Numerosi i migranti scesi in piazza per manifestare, come Anetu, che da tre anni lavorava in Italia come cuoco fino all’arrivo del Covid. «Vogliamo combattere per i nostri diritti, non vogliamo solo venire qui e mangiare e dormire, ma lavorare, pagare le tasse, avere una casa nostra. Vogliamo una cosa bella», spiega. Mbala si lamenta dei settori esclusi dal decreto, il quale chiude gli occhi sui problemi di chi ci lavora. Dello stesso avviso Moses: «La sanatoria ha creato tensione. Doveva diminuire lo sfruttamento, ma non è stato così. E anche volendo cambiare lavoro per rientrare nei parametri della legge, come possiamo fare oggi, con la crisi? Durante il lockdown, in molti erano senza documenti e la possibilità di accedere a qualche bonus per sopravvivere. Come facciamo a contribuire al benessere del Paese?».

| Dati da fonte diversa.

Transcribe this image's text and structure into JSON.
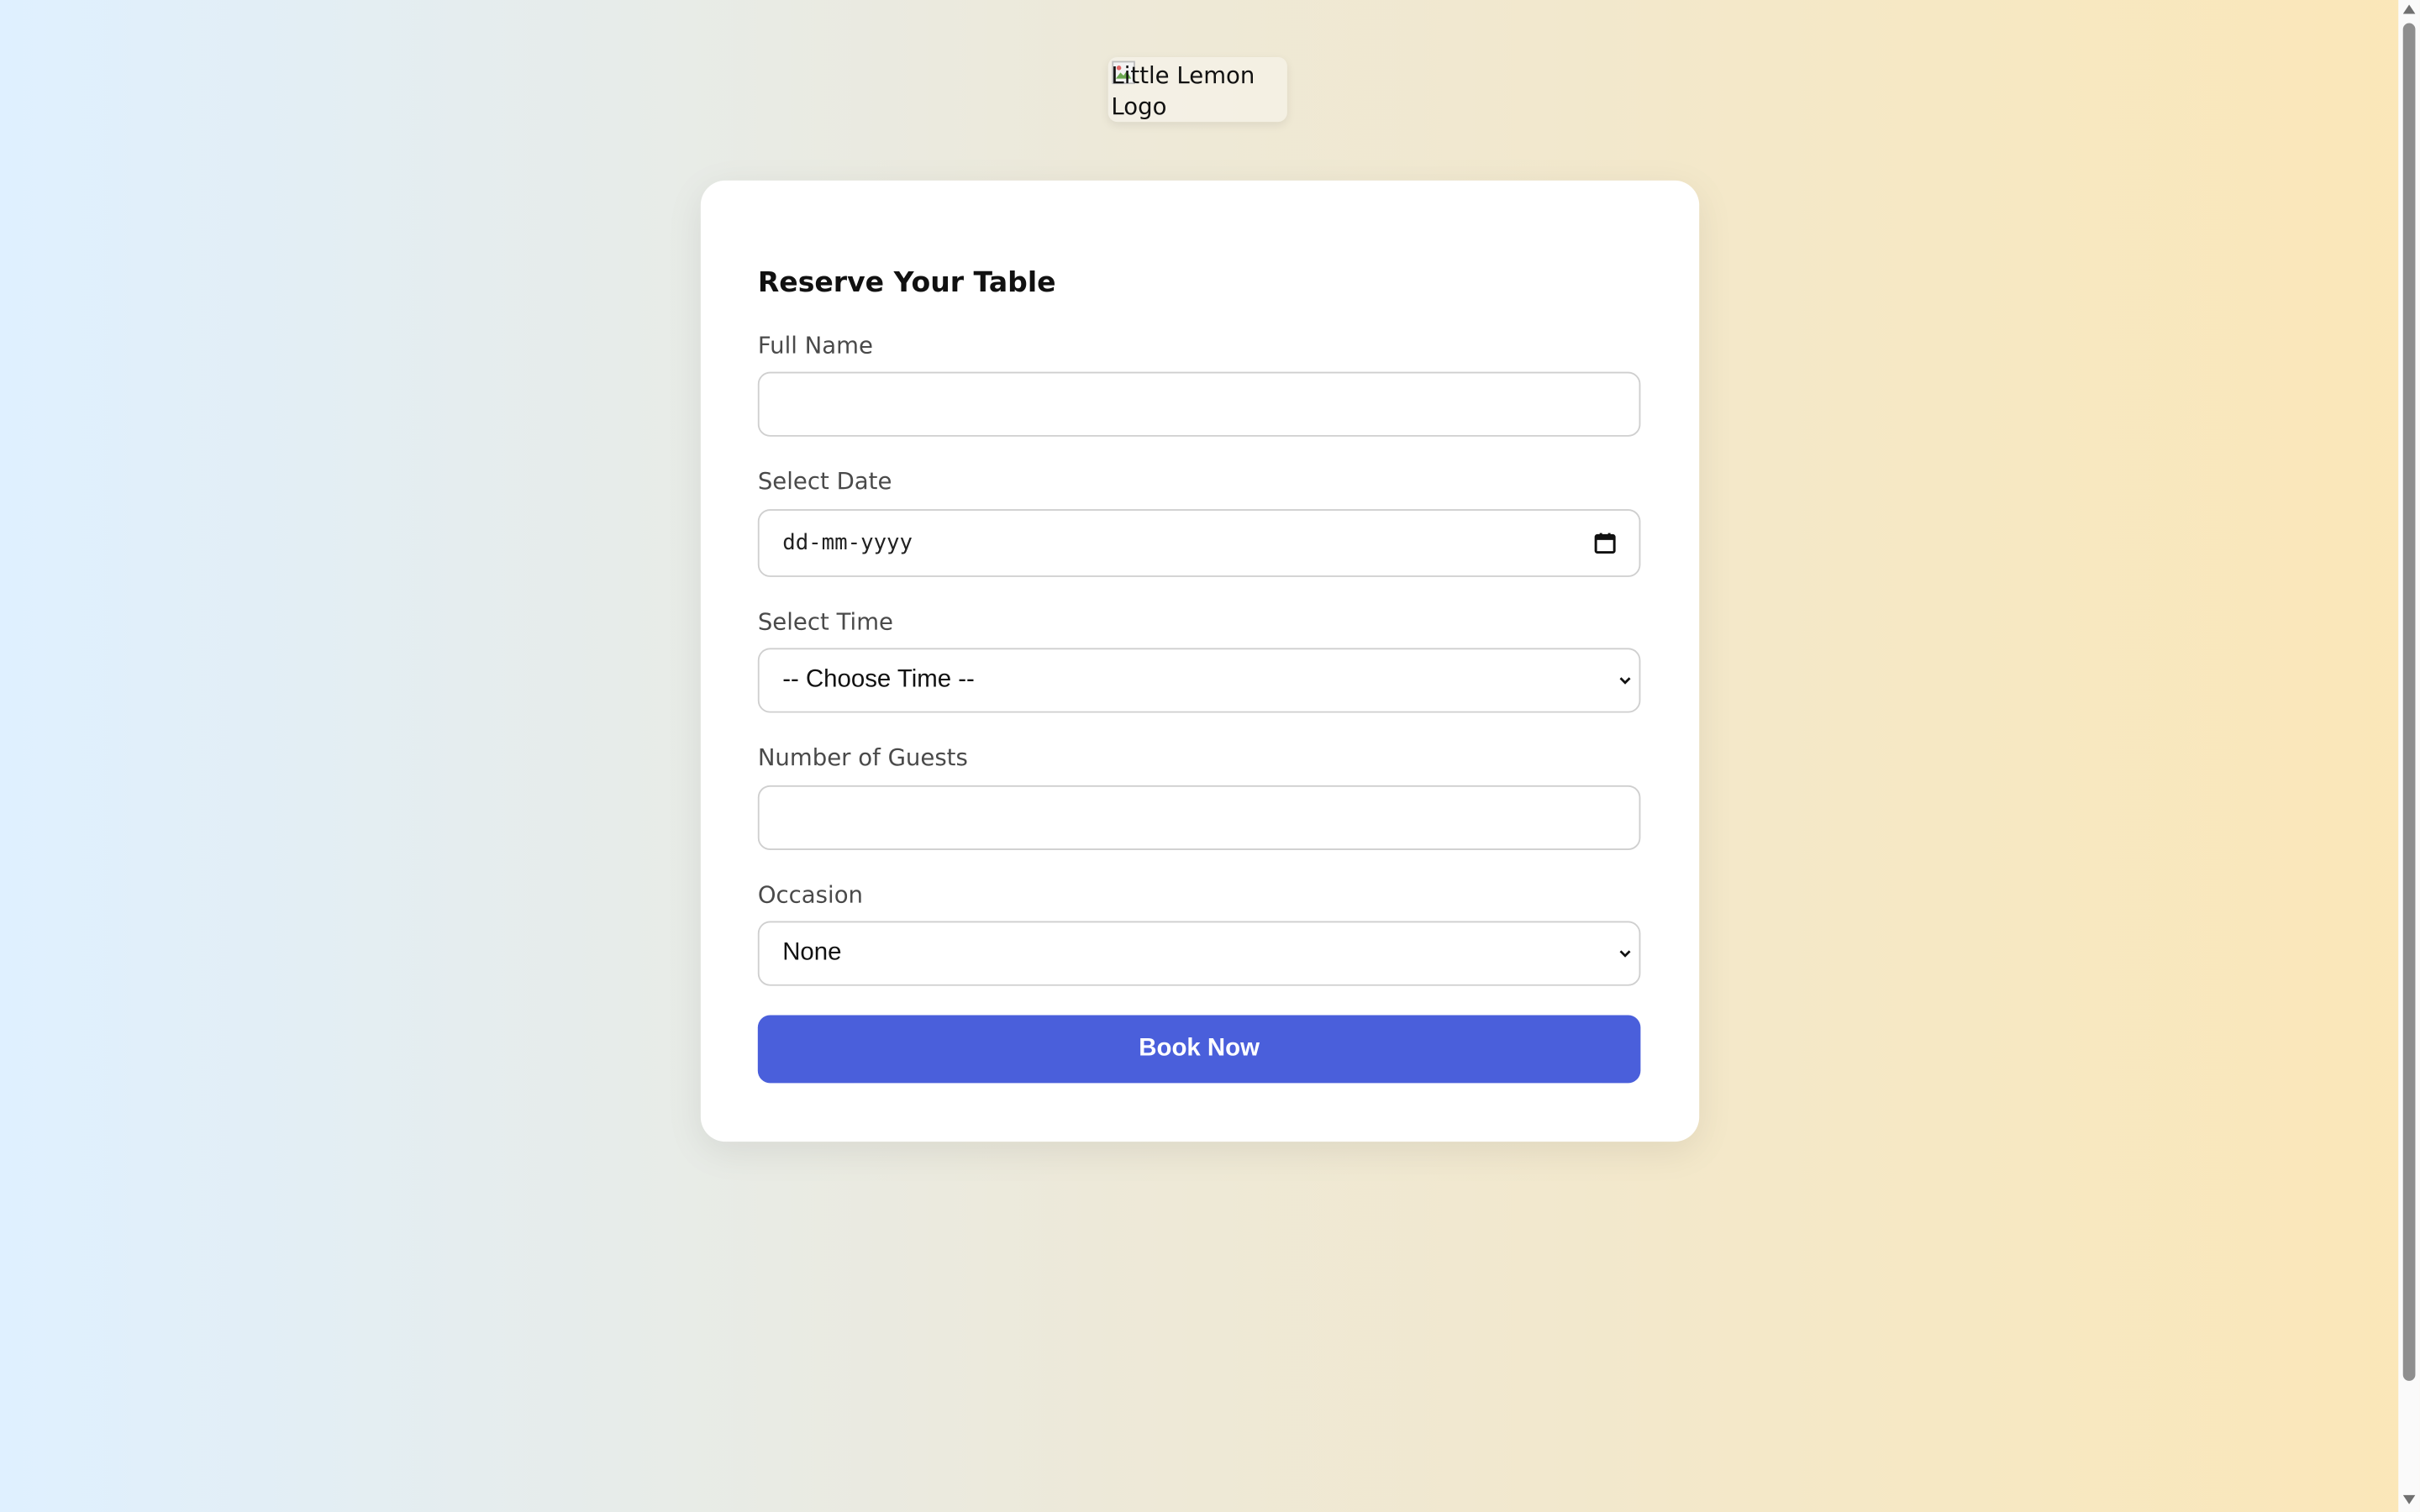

Ciò che si chiede, sopra tutto, è una regolarizzazione vera e gratuita. Da quando è partita il 1° giugno, non sono state evase nemmeno la metà delle domande arrivate (siamo intorno alle 80mila, in particolare riguardanti chi lavora per la cura della persona e nel settore agricolo). Fondamentale anche un minimo di orientamento per gli operatori degli sportelli e dei centri adibiti a vagliare le richieste dei migranti, che non sanno come procedere. Parla Ilaria Menin (patronato Acli-Servizio Immigrazione): «Per quella che è la mia esperienza, i permessi provvisori permettono ai datori di lavoro di non regolarizzare i dipendenti stranieri, e delegano a questi ultimi la responsabilità. Inoltre, anche se il datore di lavoro volesse stabilizzare il rapporto, sarebbe sommerso dalla burocrazia. Allora molti migranti provano ad ottenere tutta la documentazione grazie ai parenti e ai capi di questi. Ma chi è da solo? Chi non ha nessuno in terra natale che possa fornirgli i documenti necessari alla domanda? Chi viene imbrogliato? È un’ingiustizia che gli stranieri debbano affidarsi nelle mani dei loro capi, che sembrano avere diritto di vita e di morte. In attesa di ulteriori chiarimenti dal Ministero, aiutiamo i migranti come meglio possiamo». L’obiettivo: una società che include e per questo evolve. Grazie a chi in Italia ci è nato e a chi vuole cominciare, ma per davvero, la vita qui.